Generative Design on the Form 1+
Tools like the Form 1+ make it easier to physically express the design iterations you’re generating in CAD. When paired with parametric modeling software like Grasshopper, a plugin for modeling software Rhino, the Form 1+ is a powerful prototyping machine.
Inspired by Nature, Modeled by Math
The three early designs of a planter from Formlabs’ Will Walker, seen above, were created from a Grasshopper script that modeled various geometric facets through modifiable parameters like the lengths of the base hexagonal shape, and reinforcement splints for the edges.
Inspired by a visit to the Harvard Museum of Natural History which houses a collection of crystals and mineral rocks, Will became interested in modelling crystalline structures through algorithmic design.
An iteration of the Grasshopper Script used for the geometric planter.
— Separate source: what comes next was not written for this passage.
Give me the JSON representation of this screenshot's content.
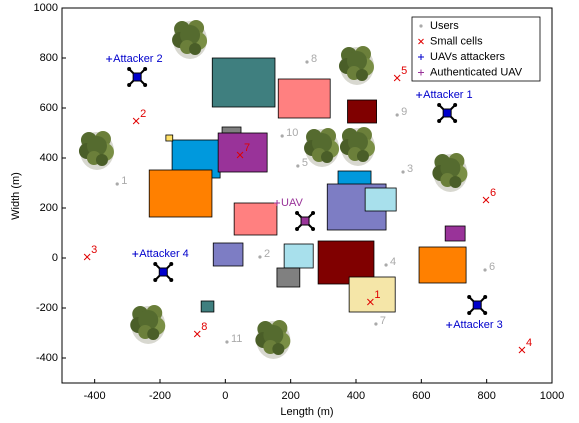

Using the Grasshopper script in Rhino, Will modeled and 3D-printed a number of prototypes to optimize its shape, size, as well as functional considerations like the location and size of drainage holes.
The final, customizable results (seen printed in white, grey, and clear resin) make a unique, one-off addition to any home or office.
Optimized planter designs with drainage holes, each with slightly varied form.
Cell Cycle is a great parametric modeling tool from the generative design firm Nervous System. This physics-based tool, inspired by microscopic shells of radiolarians, allows you to create complex forms through modifying a set of computational parameters. The principle of subdivision (cell splitting) along with the geometry of cellular patterns creates beautiful organic forms that are ready for 3D printing.
We teamed up with Nervous System to run a 3D printing jewelry workshop at SolidCon. Individuals generated a ring or bracelet in the Cell Cycle web app and then 3D printed their designs on the Form 1+ stereolithography printer.
Manipulating a ring design in Nervous System’s Cell Cycle.
3D-printed ring and bracelet designs from Nervous System’s Cell Cycle application.
The Cell Cycle web app and a freshly-printed bracelet on the Form 1.